I’m thrilled to announce that my 500-word flash science fiction story, “In Roaring She Shall Rise,” won second place in the 2020 Escape Pod Flash Fiction contest! It’s a particular thrill to be published by a podcast. Hearing one’s words performed–in this case by Cast of Wonders editor Katherine Inskip–is a rare treat.
Please enjoy “In Roaring She Shall Rise” on Escape Pod.
Short fiction review-maestro Charles Payseur has some lovely things to say about this story and its Escape Pod peers in his Quick Sip Reviews.
Author’s Notes
How cool are cephalopods? Very cool. They’re intelligent problem-solvers. They have unnerving camouflage skills.
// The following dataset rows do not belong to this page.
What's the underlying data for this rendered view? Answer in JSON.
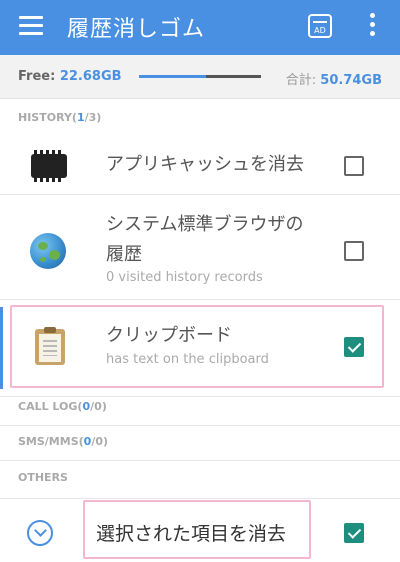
{
  "app": {
    "title": "履歴消しゴム"
  },
  "icons": {
    "menu": "menu-icon",
    "ad": "ad-free-icon",
    "more": "more-vert-icon"
  },
  "storage": {
    "free_label": "Free: ",
    "free_value": "22.68GB",
    "total_label": "合計: ",
    "total_value": "50.74GB",
    "used_fraction": 0.55
  },
  "sections": {
    "history": {
      "prefix": "HISTORY(",
      "selected": "1",
      "sep": "/",
      "total": "3",
      "suffix": ")"
    },
    "call_log": {
      "prefix": "CALL LOG(",
      "selected": "0",
      "sep": "/",
      "total": "0",
      "suffix": ")"
    },
    "sms": {
      "prefix": "SMS/MMS(",
      "selected": "0",
      "sep": "/",
      "total": "0",
      "suffix": ")"
    },
    "others": {
      "label": "OTHERS"
    }
  },
  "items": [
    {
      "title": "アプリキャッシュを消去",
      "subtitle": "",
      "checked": false,
      "icon": "chip-icon"
    },
    {
      "title_line1": "システム標準ブラウザの",
      "title_line2": "履歴",
      "subtitle": "0 visited history records",
      "checked": false,
      "icon": "globe-icon"
    },
    {
      "title": "クリップボード",
      "subtitle": "has text on the clipboard",
      "checked": true,
      "icon": "clipboard-icon"
    }
  ],
  "footer": {
    "delete_label": "選択された項目を消去",
    "checked": true,
    "icon": "chevron-down-circle-icon"
  },
  "colors": {
    "primary": "#4a90e2",
    "check": "#1e8f7e",
    "highlight": "#f4b7cf"
  }
}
Their genetics are different enough from any other sequenced creature as to be nigh-alien. And some species can edit their own RNA–the expression of their genes–to adapt in a way that takes other animals generations. There were so many things I wanted to include in this story, but couldn’t in the mere 500 word limit. I highly recommend reading Sy Montgomery’s zoological memoir The Soul of an Octopus for a dive into how strange and remarkable these animals are.
A couple of years ago, my friend Libby and I were swapping article links on the cool attributes of cephalapods when Atlas Obscura sent out a call for the invention of “climate change monsters.” I figured if anything was going to capitalize on global upheaval, it would be the smart, ever-adaptive octopus. My piece was too long for Atlas Obscura, but it became the perfect story seed for my entry into Escape Pod‘s Flash Fiction contest.
The title is a riff on a line from one of my favorite apocalyptic poems:
Below the thunders of the upper deep,
“The Kraken” by Alfred Lord Tennyson
Far, far beneath in the abysmal sea,
His ancient, dreamless, uninvaded sleep
The Kraken sleepeth: faintest sunlights flee
About his shadowy sides; above him swell
Huge sponges of millennial growth and height;
And far away into the sickly light,
From many a wondrous grot and secret cell
Unnumbered and enormous polypi
Winnow with giant arms the slumbering green.
There hath he lain for ages, and will lie
Battening upon huge sea worms in his sleep,
Until the latter fire shall heat the deep;
Then once by man and angels to be seen,
In roaring he shall rise and on the surface die.
While Tennyson’s cephalopod rose to die, perhaps the plucky octopus of this story has the ambition to inherit. Or to conquer. And if not her, perhaps her descendants. The ocean would always reclaim the land, eventually.